Q&A: Blocking Public Space
Blocking Public Space
Question
Hello Rabbi,
I have a storage room from which I bring goods in and out using heavy carts. A few months ago, someone opened a store near the storage room and placed, at the entrance on municipal public land, a kind of large, thin wooden platform, designed and painted. My workers went over the platform with the cart and it broke. I apologized and paid the owner of the platform 600 shekels, as he demanded. My workers can go another way, but it is less paved and longer, or they can move the platform. Goods are brought in and out of the storage room several times a day, and this whole story is costing me several hours of work a week, which I am paying for. That does not make me very happy. The store owner told me that he asked the municipality, and they told him that as far as they are concerned it is public land but unused, and they do not object to placing this platform there and do not require a fee for it, because people can still pass and it even beautified the area. But the area is public. In short, I am fed up. I demanded that the owner of the platform remove the annoying platform, and he refuses. We are both observant people. Is he allowed to do this according to Jewish law? Am I allowed to run over the platform with the carts so that it breaks and not pay? He is taking over public space and effectively blocking my way; I do not understand in what world this makes sense. Maybe I should plant flowers all around his store so he will not be able to step there?? I contacted the municipality, and in the end it turned out that they do not care. Platform, no platform—it does not matter to them, and they do not intend to intervene. Is there anything I can do besides get angry?
Thank you very much
Answer
At first glance, I think that if the municipality agrees to let him place things there, it is hard to make a halakhic or legal argument against him.

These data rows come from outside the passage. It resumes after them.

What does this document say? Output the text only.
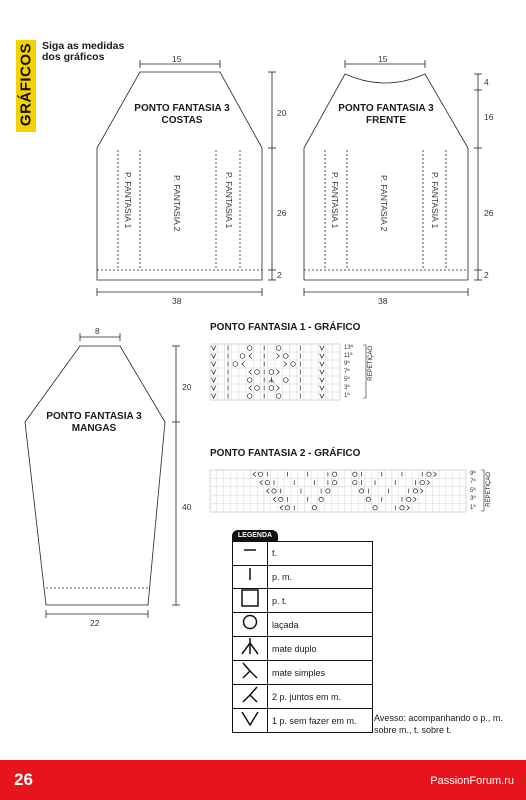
GRÁFICOS Siga as medidas dos gráficos
PONTO FANTASIA 3
COSTAS
15
38
20
26
2
P. FANTASIA 1	P. FANTASIA 2	P. FANTASIA 1
PONTO FANTASIA 3
FRENTE
15
38
4
16
26
2
P. FANTASIA 1	P. FANTASIA 2	P. FANTASIA 1
PONTO FANTASIA 3
MANGAS
8
22
20
40
PONTO FANTASIA 1 - GRÁFICO
13ª
11ª
9ª
7ª
5ª
3ª
1ª
REPETIÇÃO
PONTO FANTASIA 2 - GRÁFICO
9ª
7ª
5ª
3ª
1ª
REPETIÇÃO
LEGENDA
	t.
	p. m.
	p. t.
	laçada
	mate duplo
	mate simples
	2 p. juntos em m.
	1 p. sem fazer em m. Avesso: acompanhando o p., m. sobre m., t. sobre t.
26	PassionForum.ru
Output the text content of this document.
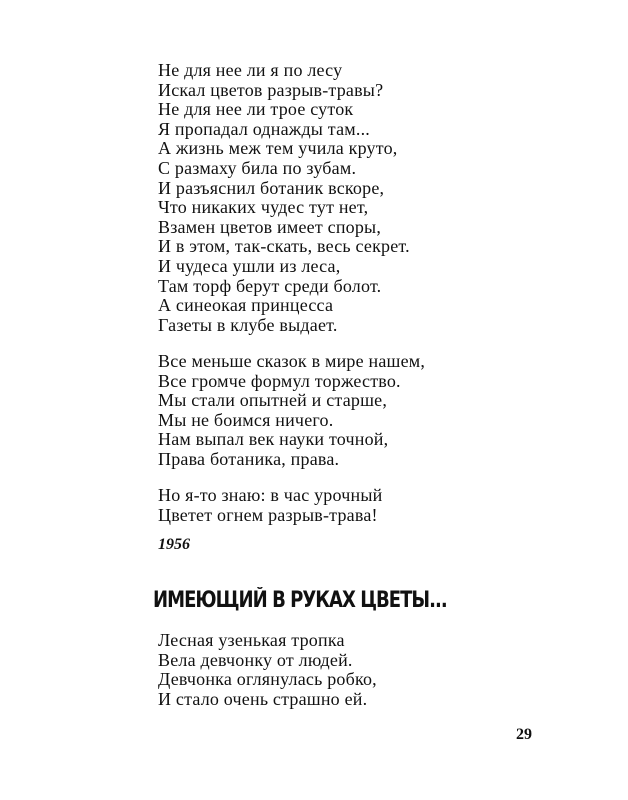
Не для нее ли я по лесу
Искал цветов разрыв-травы?
Не для нее ли трое суток
Я пропадал однажды там...
А жизнь меж тем учила круто,
С размаху била по зубам.
И разъяснил ботаник вскоре,
Что никаких чудес тут нет,
Взамен цветов имеет споры,
И в этом, так-скать, весь секрет.
И чудеса ушли из леса,
Там торф берут среди болот.
А синеокая принцесса
Газеты в клубе выдает.
Все меньше сказок в мире нашем,
Все громче формул торжество.
Мы стали опытней и старше,
Мы не боимся ничего.
Нам выпал век науки точной,
Права ботаника, права.
Но я-то знаю: в час урочный
Цветет огнем разрыв-трава!
1956
ИМЕЮЩИЙ В РУКАХ ЦВЕТЫ...
Лесная узенькая тропка
Вела девчонку от людей.
Девчонка оглянулась робко,
И стало очень страшно ей.
29
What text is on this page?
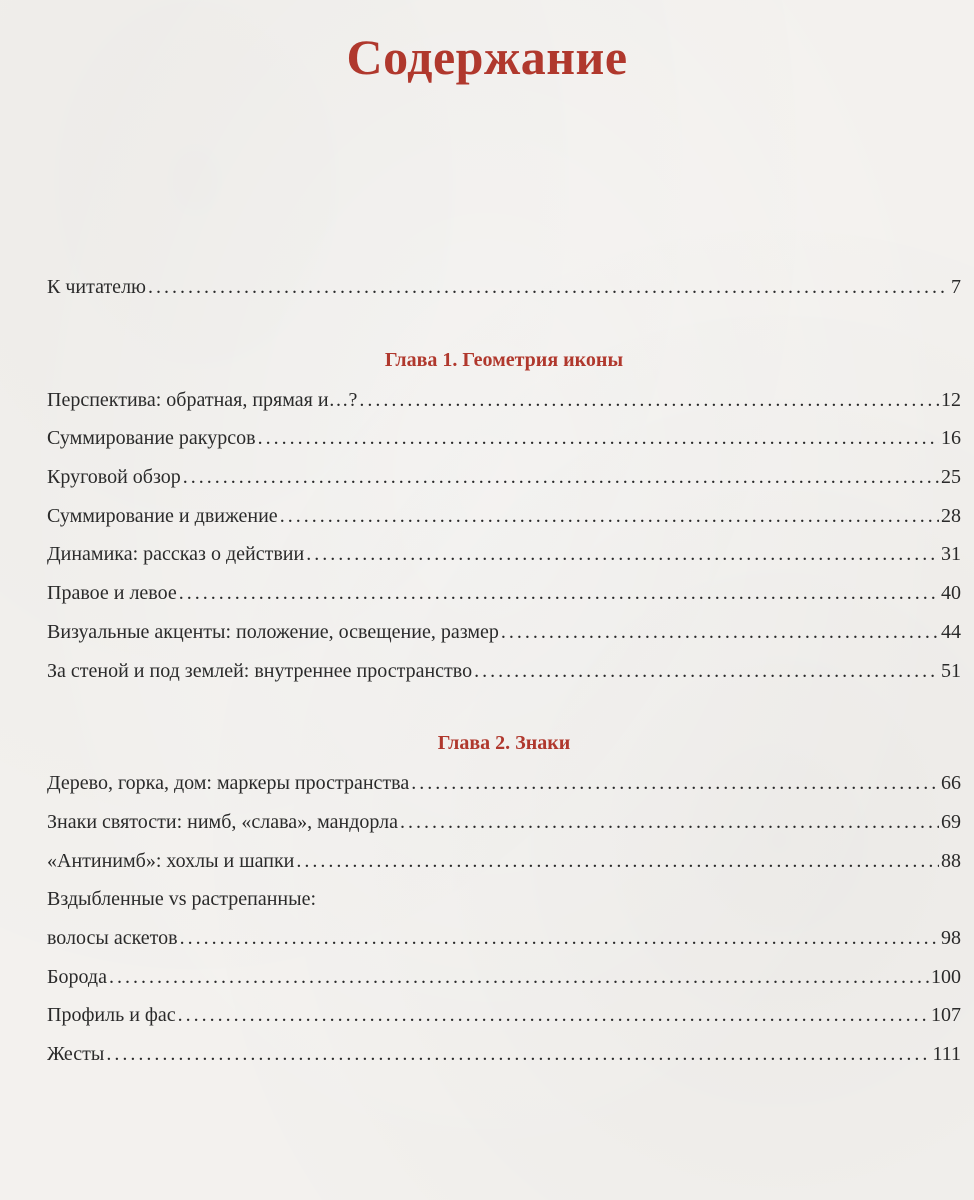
Содержание
К читателю . . .	7
Глава 1. Геометрия иконы
Перспектива: обратная, прямая и…? . . .	12
Суммирование ракурсов . . .	16
Круговой обзор . . .	25
Суммирование и движение . . .	28
Динамика: рассказ о действии . . .	31
Правое и левое . . .	40
Визуальные акценты: положение, освещение, размер . . .	44
За стеной и под землей: внутреннее пространство . . .	51
Глава 2. Знаки
Дерево, горка, дом: маркеры пространства . . .	66
Знаки святости: нимб, «слава», мандорла . . .	69
«Антинимб»: хохлы и шапки . . .	88
Вздыбленные vs растрепанные:
волосы аскетов . . .	98
Борода . . .	100
Профиль и фас . . .	107
Жесты . . .	111
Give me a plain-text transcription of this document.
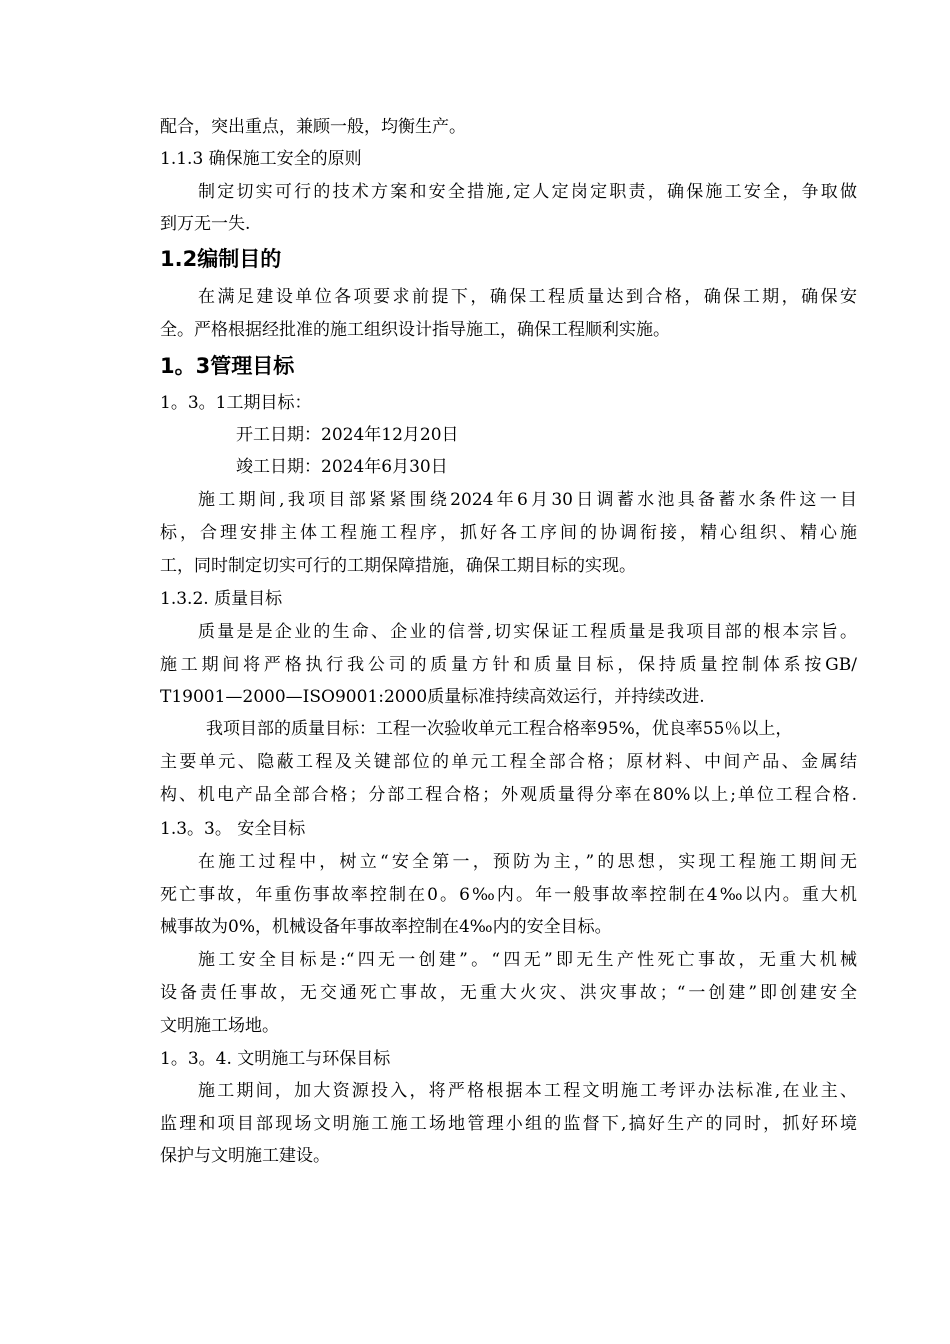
配合，突出重点，兼顾一般，均衡生产。
1.1.3 确保施工安全的原则
制定切实可行的技术方案和安全措施,定人定岗定职责，确保施工安全，争取做
到万无一失.
1.2编制目的
在满足建设单位各项要求前提下，确保工程质量达到合格，确保工期，确保安
全。严格根据经批准的施工组织设计指导施工，确保工程顺利实施。
1。3管理目标
1。3。1工期目标：
开工日期：2024年12月20日
竣工日期：2024年6月30日
施工期间,我项目部紧紧围绕2024年6月30日调蓄水池具备蓄水条件这一目
标，合理安排主体工程施工程序，抓好各工序间的协调衔接，精心组织、精心施
工，同时制定切实可行的工期保障措施，确保工期目标的实现。
1.3.2. 质量目标
质量是是企业的生命、企业的信誉,切实保证工程质量是我项目部的根本宗旨。
施工期间将严格执行我公司的质量方针和质量目标，保持质量控制体系按GB/
T19001—2000—ISO9001:2000质量标准持续高效运行，并持续改进.
我项目部的质量目标：工程一次验收单元工程合格率95%，优良率55％以上，
主要单元、隐蔽工程及关键部位的单元工程全部合格；原材料、中间产品、金属结
构、机电产品全部合格；分部工程合格；外观质量得分率在80%以上;单位工程合格.
1.3。3。 安全目标
在施工过程中，树立“安全第一，预防为主，”的思想，实现工程施工期间无
死亡事故，年重伤事故率控制在0。6‰内。年一般事故率控制在4‰以内。重大机
械事故为0%，机械设备年事故率控制在4‰内的安全目标。
施工安全目标是:“四无一创建”。“四无”即无生产性死亡事故，无重大机械
设备责任事故，无交通死亡事故，无重大火灾、洪灾事故；“一创建”即创建安全
文明施工场地。
1。3。4. 文明施工与环保目标
施工期间，加大资源投入，将严格根据本工程文明施工考评办法标准,在业主、
监理和项目部现场文明施工施工场地管理小组的监督下,搞好生产的同时，抓好环境
保护与文明施工建设。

But now I recall that there may be grounds to permit you to pass through, and if it breaks that is his problem. The Mishnah in Bava Kamma 27b says that if someone places a jug in the public domain and another person comes along, bumps into it, and breaks it, he is exempt. That is exactly our case.
The Talmud there, on 27b, concludes that he is exempt because it is not a person’s normal way to look carefully at the road and be cautious, and therefore the owner of the jug should have watched out for him. This is also the ruling in Maimonides, Laws of Monetary Damages 13:5, and in the Shulchan Arukh, Choshen Mishpat 412:1. Moreover, not only are you exempt, but if this platform causes you damage, he is obligated to compensate you.
The municipality’s permission to place the item there is irrelevant here. We are dealing with a situation in which there is permission to place the jug there, and the discussion is only about the duty to pay compensation if damage occurs. The Talmud in Bava Kamma 6a already notes that there are situations where you are allowed to place something in the public domain and still be liable for the damage it causes.
Bottom line: you should warn him that this is what you intend to do, and if he does not remove the platform, you may carry on there as usual, and if damage occurs you are exempt.
That is the Jewish law as I understand it. It would be worth checking with a lawyer about what the civil law says, because he could sue you in court, and there the outcome will not necessarily be the same as in Jewish law.